Sementara untuk persoalan hukum pagar laut yang mana ada di dalam Wilayah Bekasi, sebanyak enam pegawai sudah diberikan sanksi tegas di dalam mana lima di tempat antaranya terkena sanksi pencopotan jabatan dan juga satu orang dipecat dari Kementerian ATR/BPN. Menteri Nusron juga menyampaikan, pada waktu ini ada itikad baik dari pemilik sertipikat yang dimaksud berada dalam menghadapi air tersebut.
“PT CL juga PT MAN telah lama mengomunikasikan dengan Kantor Pertanahan untuk membatalkan sertipikat yang mana berada dalam luar garis pantai. Namun, pada waktu ini bukti pembatalan belum kami terima,” tutur Menteri Nusron.

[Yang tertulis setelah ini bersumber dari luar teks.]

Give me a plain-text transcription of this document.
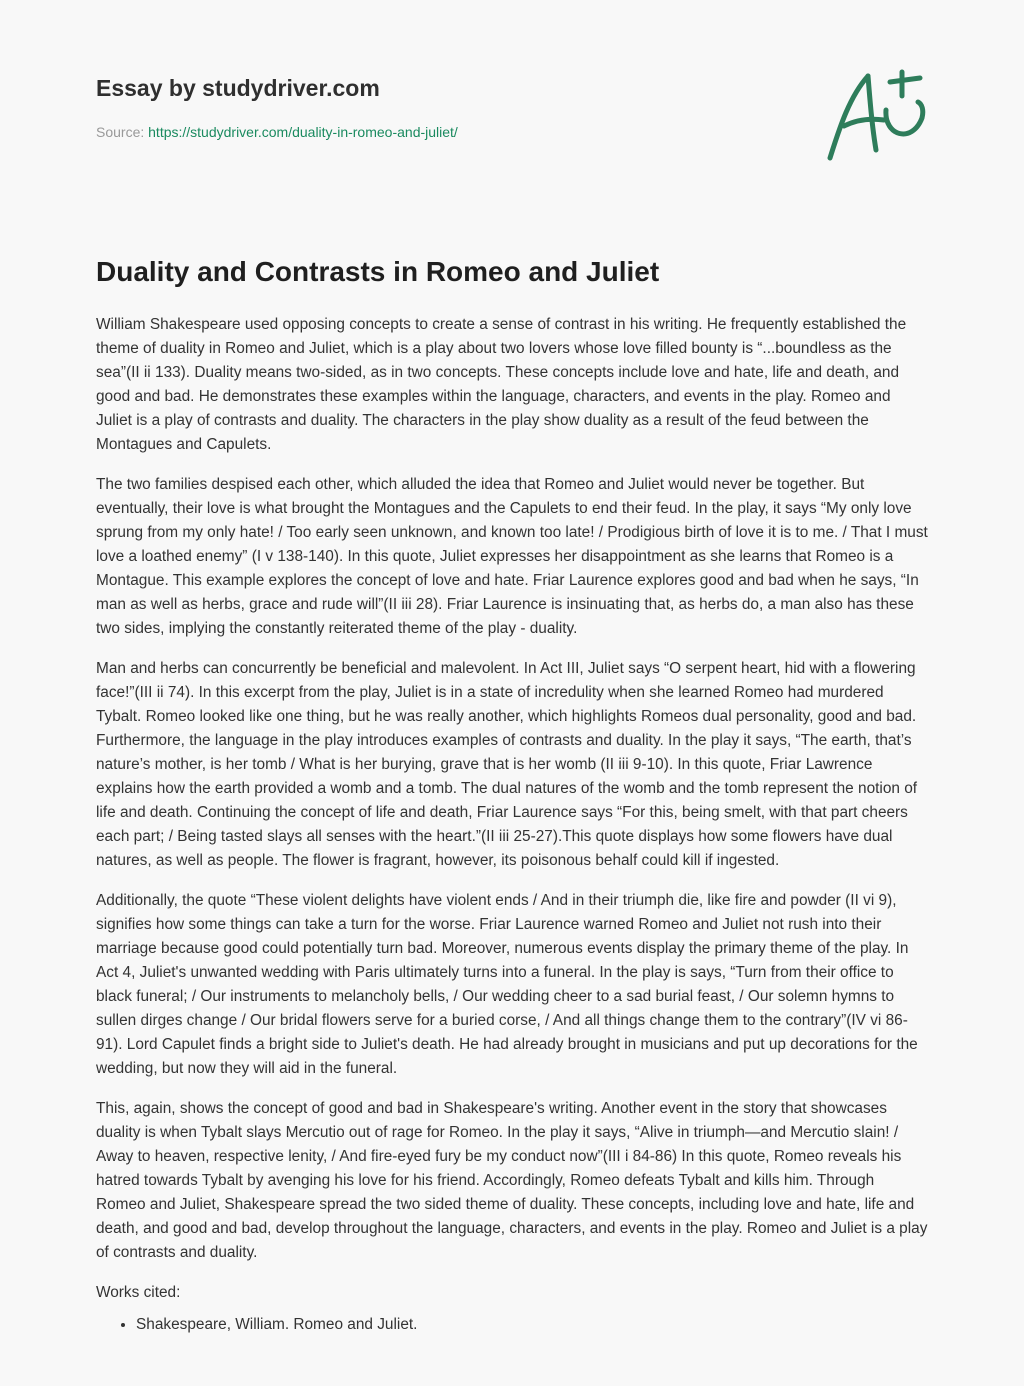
Essay by studydriver.com
Source: https://studydriver.com/duality-in-romeo-and-juliet/
Duality and Contrasts in Romeo and Juliet

William Shakespeare used opposing concepts to create a sense of contrast in his writing. He frequently established the theme of duality in Romeo and Juliet, which is a play about two lovers whose love filled bounty is “...boundless as the sea”(II ii 133). Duality means two-sided, as in two concepts. These concepts include love and hate, life and death, and good and bad. He demonstrates these examples within the language, characters, and events in the play. Romeo and Juliet is a play of contrasts and duality. The characters in the play show duality as a result of the feud between the Montagues and Capulets.

The two families despised each other, which alluded the idea that Romeo and Juliet would never be together. But eventually, their love is what brought the Montagues and the Capulets to end their feud. In the play, it says “My only love sprung from my only hate! / Too early seen unknown, and known too late! / Prodigious birth of love it is to me. / That I must love a loathed enemy” (I v 138-140). In this quote, Juliet expresses her disappointment as she learns that Romeo is a Montague. This example explores the concept of love and hate. Friar Laurence explores good and bad when he says, “In man as well as herbs, grace and rude will”(II iii 28). Friar Laurence is insinuating that, as herbs do, a man also has these two sides, implying the constantly reiterated theme of the play - duality.

Man and herbs can concurrently be beneficial and malevolent. In Act III, Juliet says “O serpent heart, hid with a flowering face!”(III ii 74). In this excerpt from the play, Juliet is in a state of incredulity when she learned Romeo had murdered Tybalt. Romeo looked like one thing, but he was really another, which highlights Romeos dual personality, good and bad. Furthermore, the language in the play introduces examples of contrasts and duality. In the play it says, “The earth, that’s nature’s mother, is her tomb / What is her burying, grave that is her womb (II iii 9-10). In this quote, Friar Lawrence explains how the earth provided a womb and a tomb. The dual natures of the womb and the tomb represent the notion of life and death. Continuing the concept of life and death, Friar Laurence says “For this, being smelt, with that part cheers each part; / Being tasted slays all senses with the heart.”(II iii 25-27).This quote displays how some flowers have dual natures, as well as people. The flower is fragrant, however, its poisonous behalf could kill if ingested.

Additionally, the quote “These violent delights have violent ends / And in their triumph die, like fire and powder (II vi 9), signifies how some things can take a turn for the worse. Friar Laurence warned Romeo and Juliet not rush into their marriage because good could potentially turn bad. Moreover, numerous events display the primary theme of the play. In Act 4, Juliet's unwanted wedding with Paris ultimately turns into a funeral. In the play is says, “Turn from their office to black funeral; / Our instruments to melancholy bells, / Our wedding cheer to a sad burial feast, / Our solemn hymns to sullen dirges change / Our bridal flowers serve for a buried corse, / And all things change them to the contrary”(IV vi 86-91). Lord Capulet finds a bright side to Juliet's death. He had already brought in musicians and put up decorations for the wedding, but now they will aid in the funeral.

This, again, shows the concept of good and bad in Shakespeare's writing. Another event in the story that showcases duality is when Tybalt slays Mercutio out of rage for Romeo. In the play it says, “Alive in triumph—and Mercutio slain! / Away to heaven, respective lenity, / And fire-eyed fury be my conduct now”(III i 84-86) In this quote, Romeo reveals his hatred towards Tybalt by avenging his love for his friend. Accordingly, Romeo defeats Tybalt and kills him. Through Romeo and Juliet, Shakespeare spread the two sided theme of duality. These concepts, including love and hate, life and death, and good and bad, develop throughout the language, characters, and events in the play. Romeo and Juliet is a play of contrasts and duality.

Works cited:

• Shakespeare, William. Romeo and Juliet.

Menteri Nusron berazam akan terus menyampaikan perkembangan berbagai pekerjaan yang mana sedang dijalankan Kementerian ATR/BPN.
Nusron juga menegaskan, akan menegakkan hukum yang berkaitan dengan pertanahan sebagaimana instruksi Presiden Prabowo Subianto untuk memberikan rasa keadilan bagi masyarakat.